On first glance, the joined appeals appear to raise technical issues about the correct interpretation of the Immigration Rules, but the appeal of AM should prompt more general and important consideration of discrimination under Article 14.

The appeals raise two principal questions:

1) Do the Immigration Rules paragraphs 281, 297 and 317 permit a person seeking entry into the UK to rely on third party financial support to establish that they would not require recourse to public funds?

2) Does the requirement in paragraph 281(v) of the Immigration Rules that those seeking to settle in the UK should not have recourse to public funds discriminate against people with disabilities? 

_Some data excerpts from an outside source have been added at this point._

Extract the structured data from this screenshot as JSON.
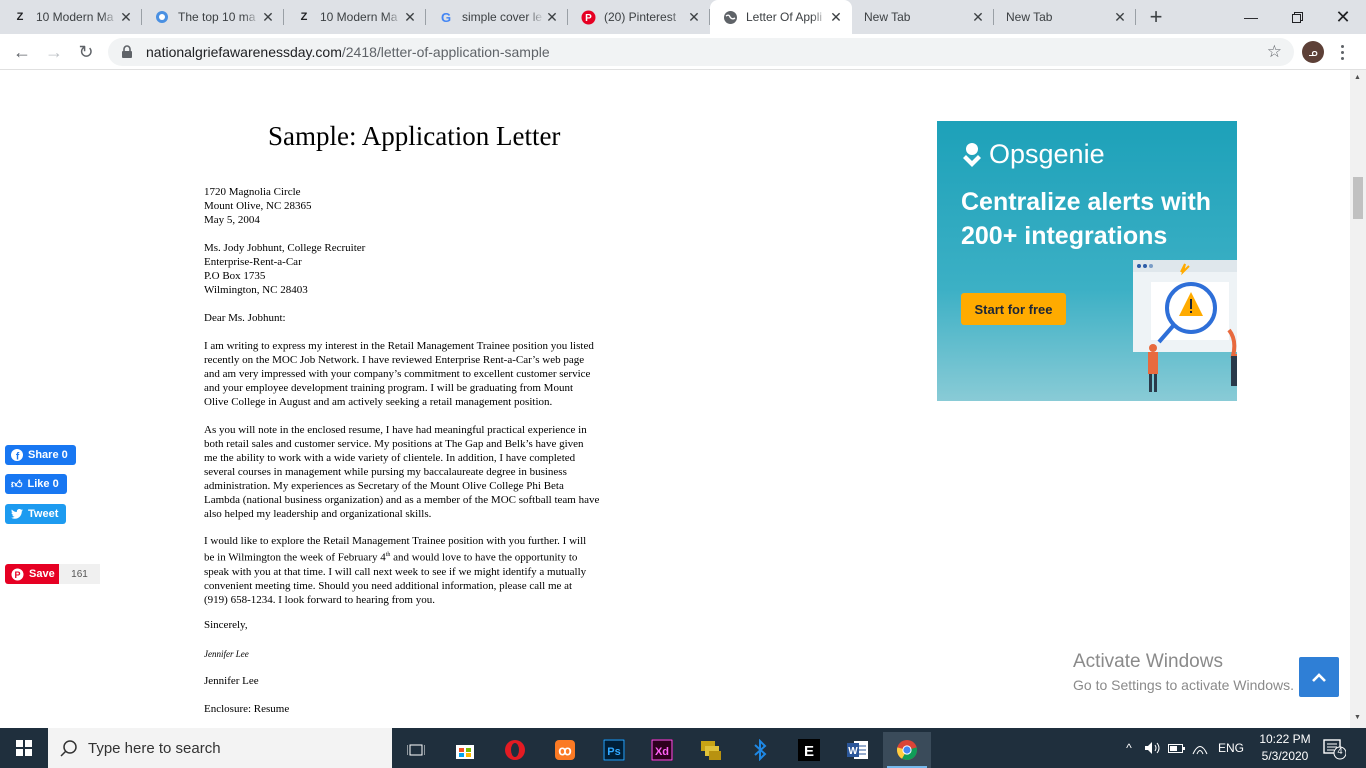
{
  "browser": {
    "tabs": [
      {
        "title": "10 Modern Ma",
        "favicon": "Z"
      },
      {
        "title": "The top 10 ma",
        "favicon": "circle-icon"
      },
      {
        "title": "10 Modern Ma",
        "favicon": "Z"
      },
      {
        "title": "simple cover le",
        "favicon": "G"
      },
      {
        "title": "(20) Pinterest",
        "favicon": "P"
      },
      {
        "title": "Letter Of Appli",
        "favicon": "globe-icon",
        "active": true
      },
      {
        "title": "New Tab",
        "favicon": ""
      },
      {
        "title": "New Tab",
        "favicon": ""
      }
    ],
    "url_domain": "nationalgriefawarenessday.com",
    "url_path": "/2418/letter-of-application-sample",
    "avatar_initial": "ᓄ"
  },
  "letter": {
    "title": "Sample: Application Letter",
    "sender_address": "1720 Magnolia Circle\nMount Olive, NC 28365\nMay 5, 2004",
    "recipient": "Ms. Jody Jobhunt, College Recruiter\nEnterprise-Rent-a-Car\nP.O Box 1735\nWilmington, NC 28403",
    "salutation": "Dear Ms. Jobhunt:",
    "para1": "I am writing to express my interest in the Retail Management Trainee position you listed\nrecently on the MOC Job Network.  I have reviewed Enterprise Rent-a-Car’s web page\nand am very impressed with your company’s commitment to excellent customer service\nand your employee development training program.  I will be graduating from Mount\nOlive College in August and am actively seeking a retail management position.",
    "para2": "As you will note in the enclosed resume, I have had meaningful practical experience in\nboth retail sales and customer service.  My positions at The Gap and Belk’s have given\nme the ability to work with a wide variety of clientele.  In addition, I have completed\nseveral courses in management while pursing my baccalaureate degree in business\nadministration. My experiences as Secretary of the Mount Olive College Phi Beta\nLambda (national business organization) and as a member of the MOC softball team have\nalso helped my leadership and organizational skills.",
    "para3_a": "I would like to explore the Retail Management Trainee position with you further.  I will\nbe in Wilmington the week of February 4",
    "para3_sup": "th",
    "para3_b": " and would love to have the opportunity to\nspeak with you at that time.  I will call next week to see if we might identify a mutually\nconvenient meeting time.  Should you need additional information, please call me at\n(919) 658-1234.  I look forward to hearing from you.",
    "closing": "Sincerely,",
    "signature": "Jennifer Lee",
    "name": "Jennifer Lee",
    "enclosure": "Enclosure:  Resume"
  },
  "social": {
    "share_label": "Share 0",
    "like_label": "Like 0",
    "tweet_label": "Tweet",
    "save_label": "Save",
    "save_count": "161"
  },
  "ad": {
    "brand": "Opsgenie",
    "headline": "Centralize alerts with 200+ integrations",
    "cta": "Start for free"
  },
  "watermark": {
    "line1": "Activate Windows",
    "line2": "Go to Settings to activate Windows."
  },
  "taskbar": {
    "search_placeholder": "Type here to search",
    "language": "ENG",
    "time": "10:22 PM",
    "date": "5/3/2020",
    "notification_count": "4"
  },
  "colors": {
    "ad_bg": "#1da1b9",
    "ad_cta": "#ffab00",
    "back_to_top": "#2f7fd6",
    "taskbar": "#1f2f3d"
  }
}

The first question was resolved in the negative by the Court of Appeal in AM (Ethiopia) & Ors [2008] EWCA Civ 1082.  It was held that the Immigration Rules could not be purposively construed to protect Article 8 rights. Indeed, the Rules were not required to guarantee compliance with Article 8; that, the Court said, could be left to the Secretary of State and the courts.

In AM (Somalia) [2009] EWCA Civ 634, the Court of Appeal held that the effect of the rule requiring self-sufficiency in paragraph 281(v) was discriminatory under Article 14, but could be justified. While very weighty reasons would be necessary to justify direct disability discrimination, such a high standard did not apply where an individual was contending for more favourable, rather than equal, treatment. Disability was a “relative concept” insofar as different disabilities would have differing effects on earning capacity and as a result it was proportionate not to maintain a general exclusion from the requirement of self-sufficiency for disabled people.

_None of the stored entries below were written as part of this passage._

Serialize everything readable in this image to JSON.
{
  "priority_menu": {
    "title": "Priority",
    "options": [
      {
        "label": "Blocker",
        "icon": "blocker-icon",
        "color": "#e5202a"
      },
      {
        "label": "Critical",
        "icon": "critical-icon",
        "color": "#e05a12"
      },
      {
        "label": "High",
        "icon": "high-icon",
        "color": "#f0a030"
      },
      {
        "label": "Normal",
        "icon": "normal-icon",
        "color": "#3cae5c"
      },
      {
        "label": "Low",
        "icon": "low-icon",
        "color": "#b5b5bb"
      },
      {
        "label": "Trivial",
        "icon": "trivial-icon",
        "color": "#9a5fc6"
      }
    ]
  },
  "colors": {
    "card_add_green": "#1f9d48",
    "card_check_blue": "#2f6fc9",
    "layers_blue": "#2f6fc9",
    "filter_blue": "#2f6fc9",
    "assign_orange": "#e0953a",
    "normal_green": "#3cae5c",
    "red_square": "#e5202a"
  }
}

In a short concurring judgment, Elias LJ struggled to identify which notion of discrimination was at stake, distinguishing “traditional indirect discrimination”, where the claimant contends a rule is unlawful for failing to take account of material features of their position, from a case, such as this, where the claimant asks for a new rule specifically aimed at ameliorating the effect of their special characteristics. It will be interesting to see how his analysis bears up under the scrutiny of the Supreme Court.

This will be the second case in which the Supreme Court has had to grapple with discrimination. While this appeal will not attract the audience that JFS did, its impact on the meaning and scope of discrimination law is potentially as important.